Entre ces choses qu’on dit et ces choses qu’on fait, il y a celles que l’on dissimule, que l’on ne parvient à exprimer. Que cela soit par pudeur, par indécision ou par bienveillance voire altruisme (les figures négatives n’existent pas chez Emmanuel Mouret) selon les personnages, cette zone de flou révèle leurs contradictions et leur profonde humanité. L’incertitude rend imprévisibles les rebondissements, fait naître le suspens. Le tourbillon de sentiments auquel nous convie le cinéaste, vise autant à les exacerber, les sublimer qu’à les questionner, les réfléchir et par ricochets nous interroger. Comment concilier amour et désir ? Comment vivre pleinement une histoire sans prendre le risque de blesser ceux qui nous entourent ? Les éléments de réponses éventuels sont à scruter au détour d’un geste, d’un regard, à chercher entre deux phrases, deux séquences. Les issues offrent toujours une lecture contrastée, où les satisfactions doivent se nourrir de regrets, comme un apprentissage perpétuel du bonheur. La virtuosité d’écriture (une constante chez son auteur) de ce dixième long-métrage, s’épanouit pleinement grâce à une mise en scène en quête de souffle romanesque, alliant ampleur et discrétion. Dans un cinéma où la parole est rendue vitale, les instants de silences et d’hésitations constituent moins des respirations que des climax à part entière (à l’instar de ce superbe final presque dispensé de mots).
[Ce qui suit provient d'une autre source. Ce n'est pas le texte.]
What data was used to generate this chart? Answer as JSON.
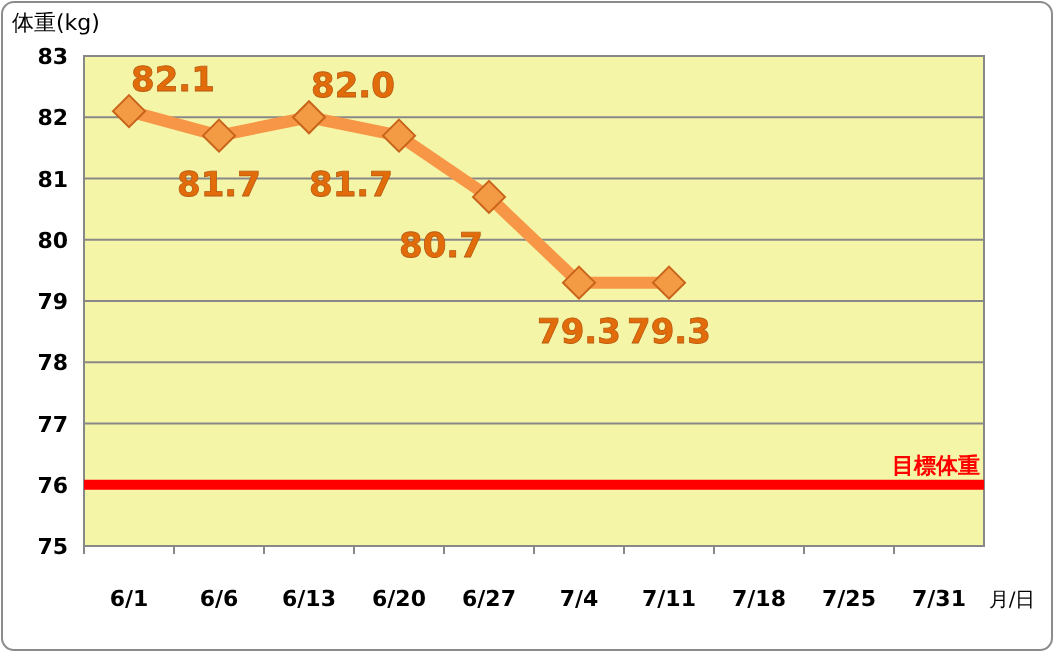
{
  "chart_data": {
    "type": "line",
    "ylabel": "体重(kg)",
    "xlabel": "月/日",
    "categories": [
      "6/1",
      "6/6",
      "6/13",
      "6/20",
      "6/27",
      "7/4",
      "7/11",
      "7/18",
      "7/25",
      "7/31"
    ],
    "series": [
      {
        "color": "#f79646",
        "values": [
          82.1,
          81.7,
          82.0,
          81.7,
          80.7,
          79.3,
          79.3,
          null,
          null,
          null
        ],
        "value_labels": [
          "82.1",
          "81.7",
          "82.0",
          "81.7",
          "80.7",
          "79.3",
          "79.3",
          null,
          null,
          null
        ]
      }
    ],
    "ylim": [
      75,
      83
    ],
    "yticks": [
      75,
      76,
      77,
      78,
      79,
      80,
      81,
      82,
      83
    ],
    "grid": "y",
    "marker": "diamond",
    "line_style": "solid",
    "ref_lines": [
      {
        "axis": "y",
        "value": 76,
        "label": "目標体重",
        "color": "#ff0000"
      }
    ]
  }
}
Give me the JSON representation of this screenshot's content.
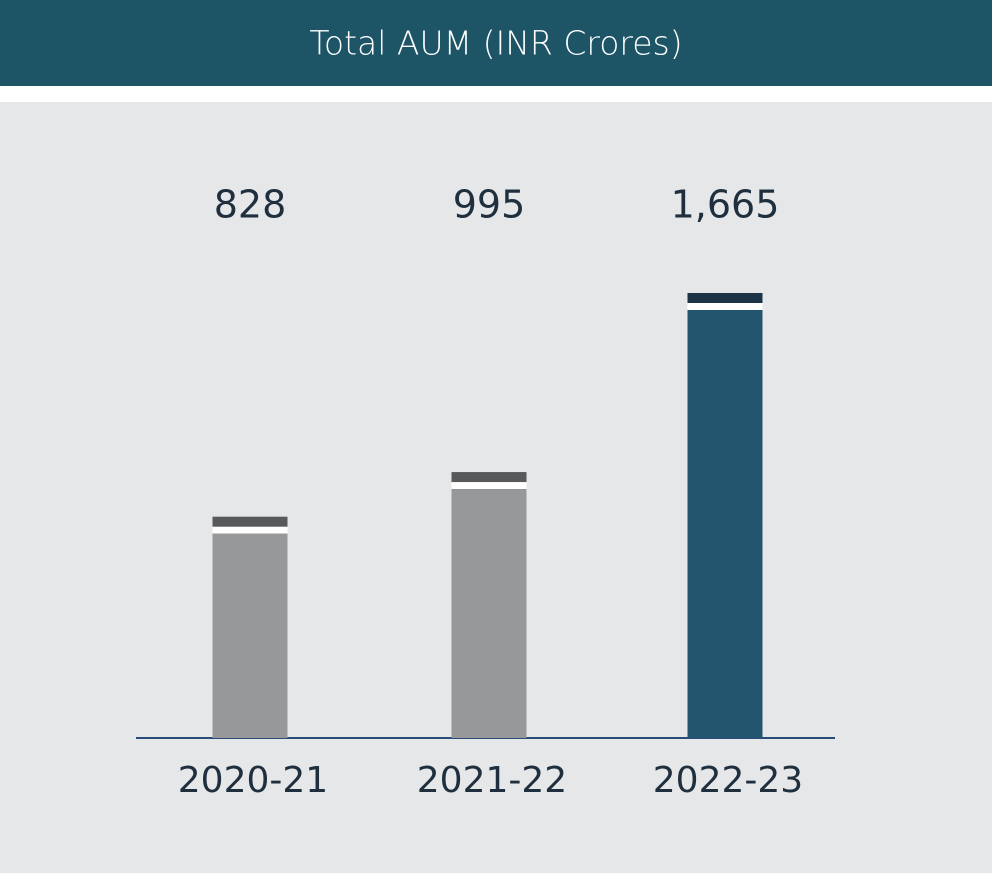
{
  "chart_data": {
    "type": "bar",
    "title": "Total AUM (INR Crores)",
    "categories": [
      "2020-21",
      "2021-22",
      "2022-23"
    ],
    "values": [
      828,
      995,
      1665
    ],
    "value_labels": [
      "828",
      "995",
      "1,665"
    ],
    "colors": [
      "#97989a",
      "#97989a",
      "#23566e"
    ],
    "cap_colors": [
      "#58595b",
      "#58595b",
      "#1c3446"
    ]
  }
}
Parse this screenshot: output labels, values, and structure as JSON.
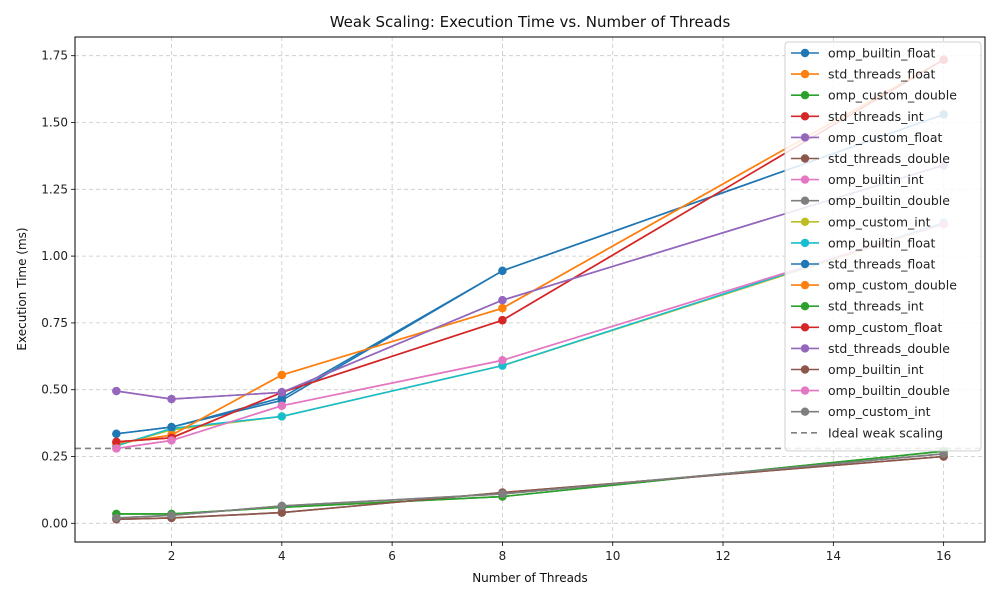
{
  "chart_data": {
    "type": "line",
    "title": "Weak Scaling: Execution Time vs. Number of Threads",
    "xlabel": "Number of Threads",
    "ylabel": "Execution Time (ms)",
    "xlim": [
      0.25,
      16.75
    ],
    "ylim": [
      -0.07,
      1.82
    ],
    "xticks": [
      2,
      4,
      6,
      8,
      10,
      12,
      14,
      16
    ],
    "yticks": [
      0.0,
      0.25,
      0.5,
      0.75,
      1.0,
      1.25,
      1.5,
      1.75
    ],
    "ytick_labels": [
      "0.00",
      "0.25",
      "0.50",
      "0.75",
      "1.00",
      "1.25",
      "1.50",
      "1.75"
    ],
    "grid": true,
    "legend_position": "top-right",
    "x": [
      1,
      2,
      4,
      8,
      16
    ],
    "series": [
      {
        "name": "omp_builtin_float",
        "color": "#1f77b4",
        "values": [
          0.335,
          0.36,
          0.47,
          0.945,
          1.53
        ]
      },
      {
        "name": "std_threads_float",
        "color": "#ff7f0e",
        "values": [
          0.3,
          0.33,
          0.555,
          0.805,
          1.735
        ]
      },
      {
        "name": "omp_custom_double",
        "color": "#2ca02c",
        "values": [
          0.035,
          0.035,
          0.06,
          0.1,
          0.27
        ]
      },
      {
        "name": "std_threads_int",
        "color": "#d62728",
        "values": [
          0.305,
          0.32,
          0.49,
          0.76,
          1.735
        ]
      },
      {
        "name": "omp_custom_float",
        "color": "#9467bd",
        "values": [
          0.495,
          0.465,
          0.49,
          0.835,
          1.34
        ]
      },
      {
        "name": "std_threads_double",
        "color": "#8c564b",
        "values": [
          0.015,
          0.02,
          0.04,
          0.115,
          0.25
        ]
      },
      {
        "name": "omp_builtin_int",
        "color": "#e377c2",
        "values": [
          0.28,
          0.31,
          0.44,
          0.61,
          1.12
        ]
      },
      {
        "name": "omp_builtin_double",
        "color": "#7f7f7f",
        "values": [
          0.02,
          0.03,
          0.065,
          0.11,
          0.26
        ]
      },
      {
        "name": "omp_custom_int",
        "color": "#bcbd22",
        "values": [
          0.29,
          0.35,
          0.4,
          0.59,
          1.12
        ]
      },
      {
        "name": "omp_builtin_float",
        "color": "#17becf",
        "values": [
          0.29,
          0.355,
          0.4,
          0.59,
          1.125
        ]
      },
      {
        "name": "std_threads_float",
        "color": "#1f77b4",
        "values": [
          0.335,
          0.36,
          0.46,
          0.945,
          1.53
        ]
      },
      {
        "name": "omp_custom_double",
        "color": "#ff7f0e",
        "values": [
          0.3,
          0.33,
          0.555,
          0.805,
          1.735
        ]
      },
      {
        "name": "std_threads_int",
        "color": "#2ca02c",
        "values": [
          0.035,
          0.035,
          0.06,
          0.1,
          0.27
        ]
      },
      {
        "name": "omp_custom_float",
        "color": "#d62728",
        "values": [
          0.305,
          0.32,
          0.49,
          0.76,
          1.735
        ]
      },
      {
        "name": "std_threads_double",
        "color": "#9467bd",
        "values": [
          0.495,
          0.465,
          0.49,
          0.835,
          1.34
        ]
      },
      {
        "name": "omp_builtin_int",
        "color": "#8c564b",
        "values": [
          0.015,
          0.02,
          0.04,
          0.115,
          0.25
        ]
      },
      {
        "name": "omp_builtin_double",
        "color": "#e377c2",
        "values": [
          0.28,
          0.31,
          0.44,
          0.61,
          1.12
        ]
      },
      {
        "name": "omp_custom_int",
        "color": "#7f7f7f",
        "values": [
          0.02,
          0.03,
          0.065,
          0.11,
          0.26
        ]
      }
    ],
    "reference_line": {
      "name": "Ideal weak scaling",
      "color": "#808080",
      "style": "dashed",
      "y": 0.28
    }
  }
}
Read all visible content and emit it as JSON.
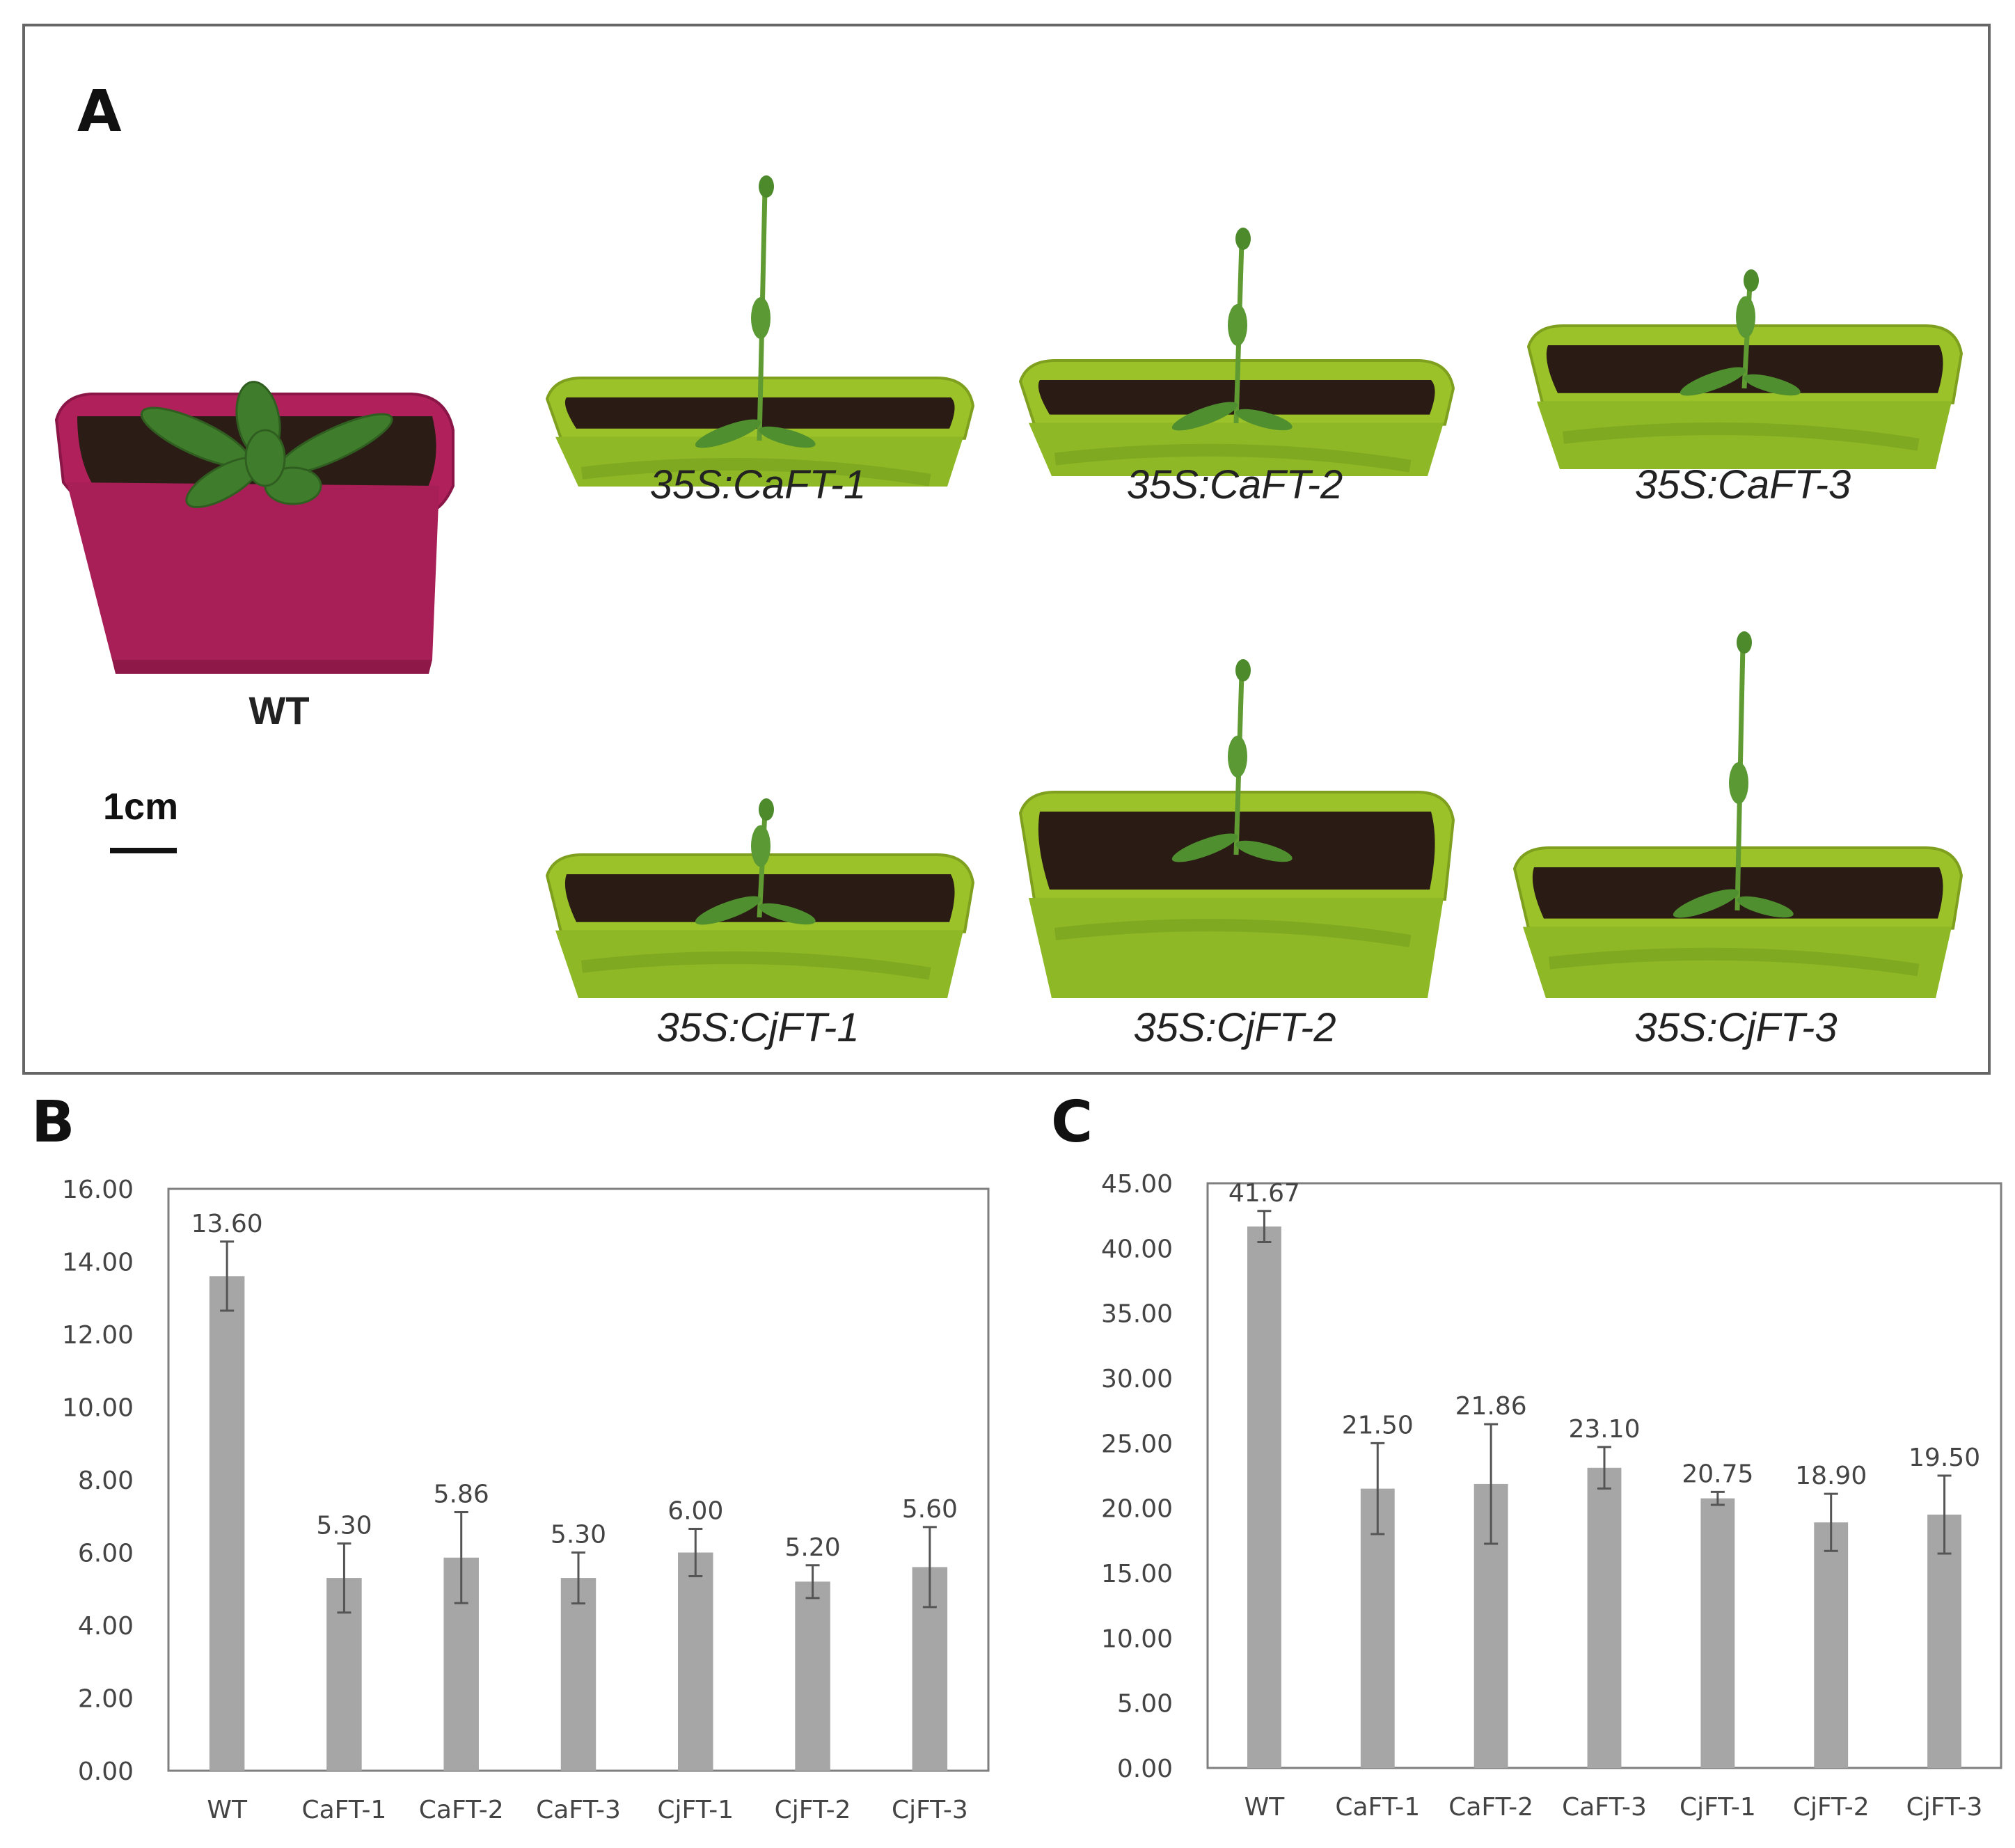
{
  "panels": {
    "a": "A",
    "b": "B",
    "c": "C"
  },
  "photo_panel": {
    "wt_label": "WT",
    "scale_label": "1cm",
    "plants": [
      {
        "label": "35S:CaFT-1",
        "pot_color": "#9cc22a"
      },
      {
        "label": "35S:CaFT-2",
        "pot_color": "#9cc22a"
      },
      {
        "label": "35S:CaFT-3",
        "pot_color": "#9cc22a"
      },
      {
        "label": "35S:CjFT-1",
        "pot_color": "#9cc22a"
      },
      {
        "label": "35S:CjFT-2",
        "pot_color": "#9cc22a"
      },
      {
        "label": "35S:CjFT-3",
        "pot_color": "#9cc22a"
      }
    ],
    "wt_pot_color": "#b0205a"
  },
  "chart_data": [
    {
      "type": "bar",
      "panel": "B",
      "categories": [
        "WT",
        "CaFT-1",
        "CaFT-2",
        "CaFT-3",
        "CjFT-1",
        "CjFT-2",
        "CjFT-3"
      ],
      "values": [
        13.6,
        5.3,
        5.86,
        5.3,
        6.0,
        5.2,
        5.6
      ],
      "value_labels": [
        "13.60",
        "5.30",
        "5.86",
        "5.30",
        "6.00",
        "5.20",
        "5.60"
      ],
      "errors": [
        0.95,
        0.95,
        1.25,
        0.7,
        0.65,
        0.45,
        1.1
      ],
      "ylim": [
        0,
        16
      ],
      "ytick_labels": [
        "0.00",
        "2.00",
        "4.00",
        "6.00",
        "8.00",
        "10.00",
        "12.00",
        "14.00",
        "16.00"
      ],
      "bar_color": "#a6a6a6",
      "title": "",
      "xlabel": "",
      "ylabel": ""
    },
    {
      "type": "bar",
      "panel": "C",
      "categories": [
        "WT",
        "CaFT-1",
        "CaFT-2",
        "CaFT-3",
        "CjFT-1",
        "CjFT-2",
        "CjFT-3"
      ],
      "values": [
        41.67,
        21.5,
        21.86,
        23.1,
        20.75,
        18.9,
        19.5
      ],
      "value_labels": [
        "41.67",
        "21.50",
        "21.86",
        "23.10",
        "20.75",
        "18.90",
        "19.50"
      ],
      "errors": [
        1.2,
        3.5,
        4.6,
        1.6,
        0.5,
        2.2,
        3.0
      ],
      "ylim": [
        0,
        45
      ],
      "ytick_labels": [
        "0.00",
        "5.00",
        "10.00",
        "15.00",
        "20.00",
        "25.00",
        "30.00",
        "35.00",
        "40.00",
        "45.00"
      ],
      "bar_color": "#a6a6a6",
      "title": "",
      "xlabel": "",
      "ylabel": ""
    }
  ]
}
Vecteur de fluidité entre les récits et leurs imbrications les uns aux autres, le montage, notamment au niveau du travail sur les ellipses, évoque les réalisations des frères Dardenne (la présence d’Emilie Dequenne et auparavant celle de Cécile de France appuie cette analogie), par sa dimension instinctive, sa propension à unifier en une fraction de secondes deux blocs séquentiels séparés dans le temps ou l’espace. Porté par une foi contagieuse en son art, un plaisir palpable d’écrire, de filmer, de diriger, Les Choses qu’on dit, les choses qu’on fait enchante sans retenue. Une nouvelle réussite majeure au sein d’une œuvre globale qui n’a de cesse de se densifier à mesure qu’elle s’étoffe.